With a series of coordinated deportation actions targeting recently arrived families from Central America, federal authorities intend to arrest at least 2,000 people who are not eligible to remain in the country.
The operations by Immigration and Customs Enforcement agents began over the weekend in places like New York, Florida and Illinois, and it appears they could extend well into this week in up to 10 cities.
So what happens after an immigrant is arrested and begins the legal process of removal?
First off, who are they looking for?
Though millions of people live in the United States without documentation and are periodically targeted for deportation, the latest raids are aimed primarily at families from Central America who have been arriving in large numbers since fall, many of whom have lodged claims for asylum.
With President Donald Trump repeatedly thwarted in his attempts to slow the surge, the raids aim to deport parents and children who are not eligible to stay in the country — some within months after their arrival — as a way to deter others from coming. Those set to be arrested this week have already been ordered deported by immigration judges — often as a result of their failure to appear in court.
Immigration lawyers point out, though, that they are sometimes given an order to appear without a location or time. Or they show up in court, only to be told that they were not asked to report at that time or on that day.
So far, the number of arrests has been low, and typically only 20% to 30% of the targets of ICE enforcement are apprehended. ICE officials have not publicly commented on the raids, though Trump has called them a success.
What happens at the time of arrest?
Agents must wait for their targets to leave their homes voluntarily in order to arrest them, and so they often wait near a residence before dawn to make sure they don’t miss the person.

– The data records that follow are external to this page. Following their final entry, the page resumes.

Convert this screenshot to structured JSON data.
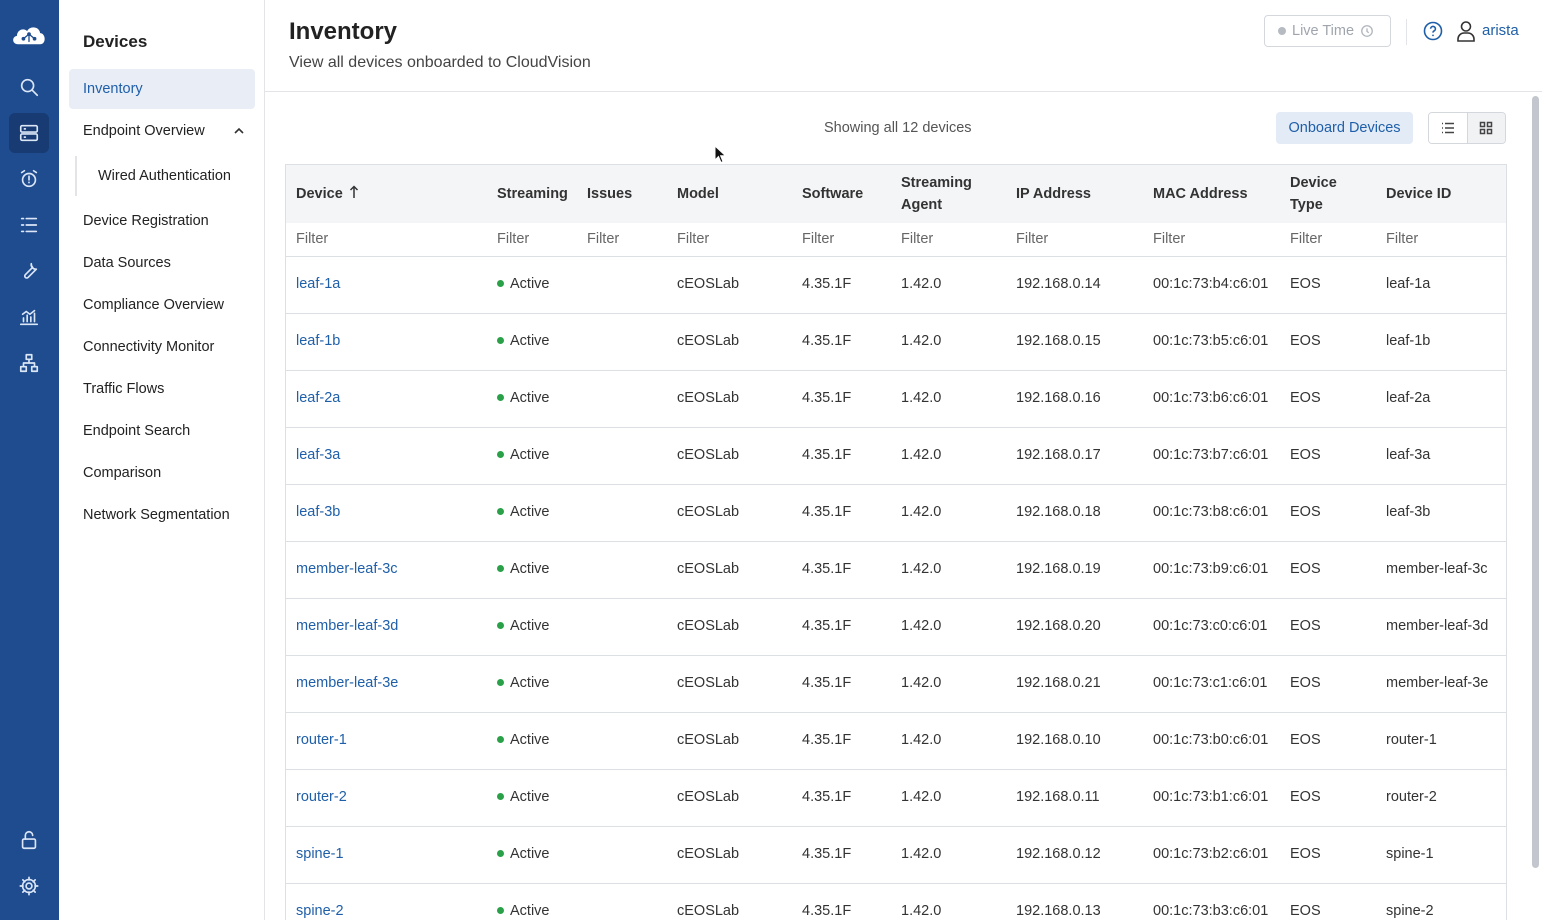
{
  "app": {
    "brand": "CloudVision"
  },
  "rail": {
    "items": [
      "cloud-logo-icon",
      "search-icon",
      "devices-icon",
      "alarm-clock-icon",
      "tasks-list-icon",
      "wrench-icon",
      "dashboard-chart-icon",
      "topology-icon"
    ],
    "bottom": [
      "unlock-icon",
      "gear-icon"
    ]
  },
  "subnav": {
    "title": "Devices",
    "items": [
      {
        "label": "Inventory"
      },
      {
        "label": "Endpoint Overview"
      },
      {
        "label": "Wired Authentication"
      },
      {
        "label": "Device Registration"
      },
      {
        "label": "Data Sources"
      },
      {
        "label": "Compliance Overview"
      },
      {
        "label": "Connectivity Monitor"
      },
      {
        "label": "Traffic Flows"
      },
      {
        "label": "Endpoint Search"
      },
      {
        "label": "Comparison"
      },
      {
        "label": "Network Segmentation"
      }
    ]
  },
  "header": {
    "title": "Inventory",
    "subtitle": "View all devices onboarded to CloudVision",
    "live_time": "Live Time",
    "user": "arista"
  },
  "toolbar": {
    "count_text": "Showing all 12 devices",
    "onboard_label": "Onboard Devices"
  },
  "table": {
    "columns": [
      "Device",
      "Streaming",
      "Issues",
      "Model",
      "Software",
      "Streaming Agent",
      "IP Address",
      "MAC Address",
      "Device Type",
      "Device ID"
    ],
    "filter_placeholder": "Filter",
    "rows": [
      {
        "device": "leaf-1a",
        "streaming": "Active",
        "issues": "",
        "model": "cEOSLab",
        "software": "4.35.1F",
        "agent": "1.42.0",
        "ip": "192.168.0.14",
        "mac": "00:1c:73:b4:c6:01",
        "type": "EOS",
        "id": "leaf-1a"
      },
      {
        "device": "leaf-1b",
        "streaming": "Active",
        "issues": "",
        "model": "cEOSLab",
        "software": "4.35.1F",
        "agent": "1.42.0",
        "ip": "192.168.0.15",
        "mac": "00:1c:73:b5:c6:01",
        "type": "EOS",
        "id": "leaf-1b"
      },
      {
        "device": "leaf-2a",
        "streaming": "Active",
        "issues": "",
        "model": "cEOSLab",
        "software": "4.35.1F",
        "agent": "1.42.0",
        "ip": "192.168.0.16",
        "mac": "00:1c:73:b6:c6:01",
        "type": "EOS",
        "id": "leaf-2a"
      },
      {
        "device": "leaf-3a",
        "streaming": "Active",
        "issues": "",
        "model": "cEOSLab",
        "software": "4.35.1F",
        "agent": "1.42.0",
        "ip": "192.168.0.17",
        "mac": "00:1c:73:b7:c6:01",
        "type": "EOS",
        "id": "leaf-3a"
      },
      {
        "device": "leaf-3b",
        "streaming": "Active",
        "issues": "",
        "model": "cEOSLab",
        "software": "4.35.1F",
        "agent": "1.42.0",
        "ip": "192.168.0.18",
        "mac": "00:1c:73:b8:c6:01",
        "type": "EOS",
        "id": "leaf-3b"
      },
      {
        "device": "member-leaf-3c",
        "streaming": "Active",
        "issues": "",
        "model": "cEOSLab",
        "software": "4.35.1F",
        "agent": "1.42.0",
        "ip": "192.168.0.19",
        "mac": "00:1c:73:b9:c6:01",
        "type": "EOS",
        "id": "member-leaf-3c"
      },
      {
        "device": "member-leaf-3d",
        "streaming": "Active",
        "issues": "",
        "model": "cEOSLab",
        "software": "4.35.1F",
        "agent": "1.42.0",
        "ip": "192.168.0.20",
        "mac": "00:1c:73:c0:c6:01",
        "type": "EOS",
        "id": "member-leaf-3d"
      },
      {
        "device": "member-leaf-3e",
        "streaming": "Active",
        "issues": "",
        "model": "cEOSLab",
        "software": "4.35.1F",
        "agent": "1.42.0",
        "ip": "192.168.0.21",
        "mac": "00:1c:73:c1:c6:01",
        "type": "EOS",
        "id": "member-leaf-3e"
      },
      {
        "device": "router-1",
        "streaming": "Active",
        "issues": "",
        "model": "cEOSLab",
        "software": "4.35.1F",
        "agent": "1.42.0",
        "ip": "192.168.0.10",
        "mac": "00:1c:73:b0:c6:01",
        "type": "EOS",
        "id": "router-1"
      },
      {
        "device": "router-2",
        "streaming": "Active",
        "issues": "",
        "model": "cEOSLab",
        "software": "4.35.1F",
        "agent": "1.42.0",
        "ip": "192.168.0.11",
        "mac": "00:1c:73:b1:c6:01",
        "type": "EOS",
        "id": "router-2"
      },
      {
        "device": "spine-1",
        "streaming": "Active",
        "issues": "",
        "model": "cEOSLab",
        "software": "4.35.1F",
        "agent": "1.42.0",
        "ip": "192.168.0.12",
        "mac": "00:1c:73:b2:c6:01",
        "type": "EOS",
        "id": "spine-1"
      },
      {
        "device": "spine-2",
        "streaming": "Active",
        "issues": "",
        "model": "cEOSLab",
        "software": "4.35.1F",
        "agent": "1.42.0",
        "ip": "192.168.0.13",
        "mac": "00:1c:73:b3:c6:01",
        "type": "EOS",
        "id": "spine-2"
      }
    ]
  },
  "colors": {
    "rail_bg": "#1e4c8f",
    "accent": "#1f5fa9",
    "status_active": "#2aa148"
  }
}
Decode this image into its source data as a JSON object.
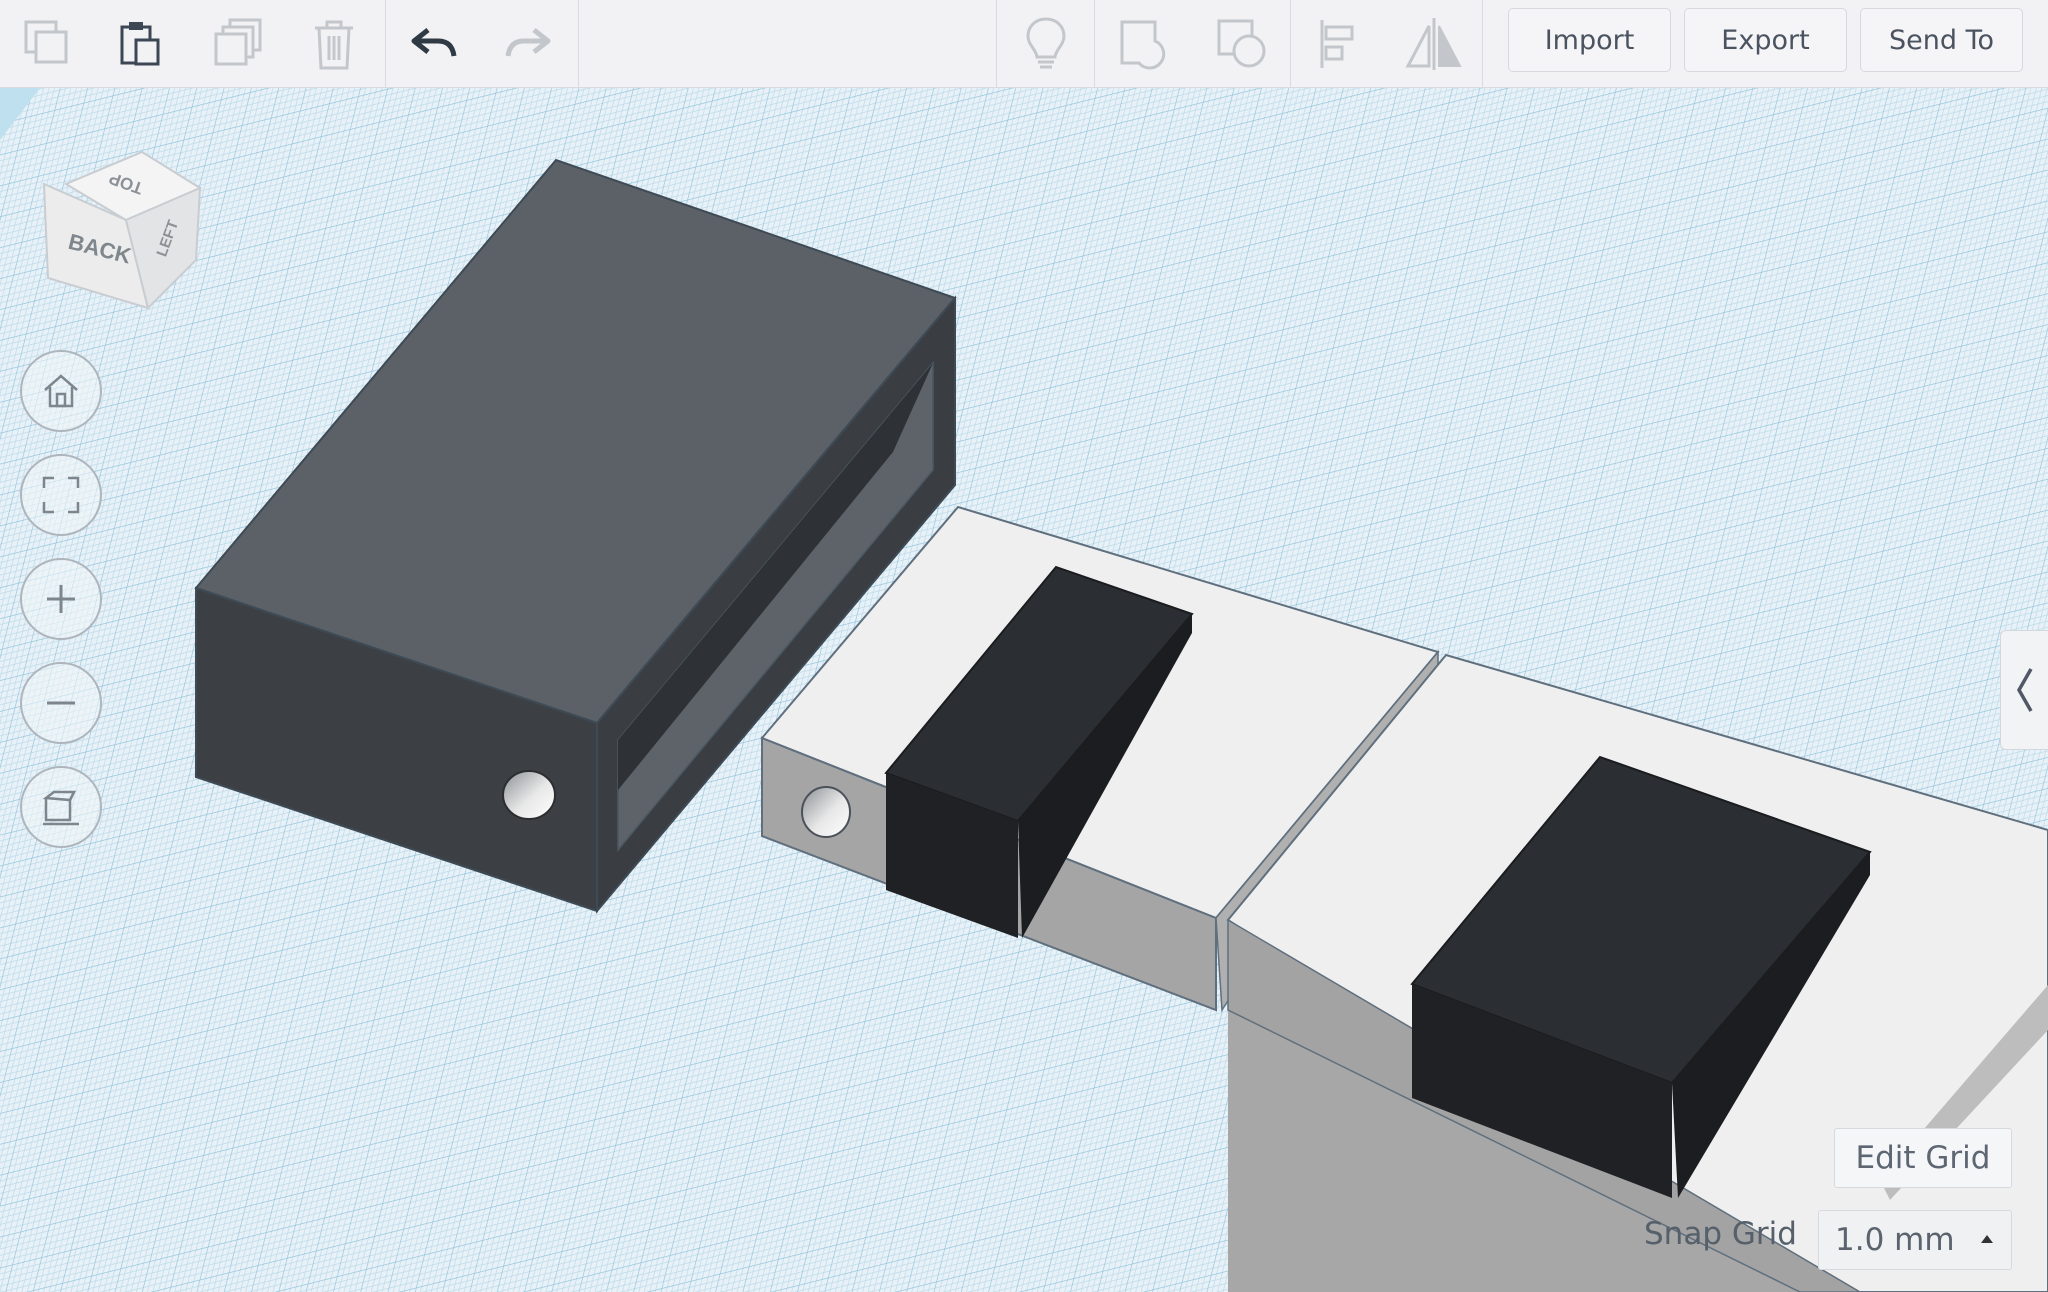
{
  "toolbar": {
    "copy_icon": "copy-icon",
    "paste_icon": "paste-icon",
    "duplicate_icon": "duplicate-icon",
    "delete_icon": "trash-icon",
    "undo_icon": "undo-icon",
    "redo_icon": "redo-icon",
    "lightbulb_icon": "lightbulb-icon",
    "group_icon": "group-icon",
    "ungroup_icon": "ungroup-icon",
    "align_icon": "align-icon",
    "mirror_icon": "mirror-icon",
    "import_label": "Import",
    "export_label": "Export",
    "sendto_label": "Send To"
  },
  "viewcube": {
    "top_label": "TOP",
    "back_label": "BACK",
    "side_label": "LEFT"
  },
  "nav": {
    "home_icon": "home-icon",
    "fit_icon": "fit-view-icon",
    "zoom_in_icon": "zoom-in-icon",
    "zoom_out_icon": "zoom-out-icon",
    "perspective_icon": "perspective-icon"
  },
  "panel_toggle_icon": "chevron-left-icon",
  "grid": {
    "edit_label": "Edit Grid",
    "snap_label": "Snap Grid",
    "snap_value": "1.0 mm"
  },
  "colors": {
    "grid_bg": "#e8f2f7",
    "dark_shape": "#2b2f33",
    "gray_shape": "#5b6166",
    "white_shape": "#efeff0"
  }
}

Authorities have in the past used ruses to coax their targets into cooperating, like pretending to be looking for someone else, according to Charles Kuck, an immigration lawyer in Atlanta.
The agents will also stake out the home days in advance, with unmarked vehicles and photos of their targets, Kuck said.
When people in the U.S. illegally are arrested, they retain basic rights such as the right to remain silent and to not consent to searches.
Authorities try to establish the identity of the person, which can be difficult if the targeted person is not answering any questions. But even if targets do not confirm their identity, agents can still arrest them.
“If the person who is arrested says nothing and signs nothing, then the question is, ‘Is there any authority to arrest the person?’ ” said Daniel M. Kowalski, an immigration lawyer in Colorado who is editor of Bender’s Immigration Bulletin, a journal for immigration advocates and professors.
He pointed out that there have been cases in which the person arrested was a citizen, a green-card holder or an immigrant who was not in violation of the law.
Next, they are taken to a local ICE office for processing.
The agents can take up to five hours to complete the paperwork at the office and find a space in a detention center.
While a person is being processed, a lawyer can file a motion to reopen the deportation case, Kuck said, which would immediately delay their removal from the country.
Lawyers are often granted a meeting via Skype with a client, he said, but it could take weeks or months before a hearing.
What happens when a detainee is actually deported?
Once all the legal options have been exhausted, or if the immigrant agrees to deportation, the process of physically removing the immigrant begins. How swiftly they are deported depends on where they are in the United States and to what country they are being sent. Securing the required travel documents from their home country also takes time.
For Central Americans, this process can stretch to three to four months.
Tens of thousands of people are returned to their home countries on flights chartered by ICE each year. Alternatively, up to two detainees can be put on a commercial flight, where they are handcuffed, immigration lawyers said.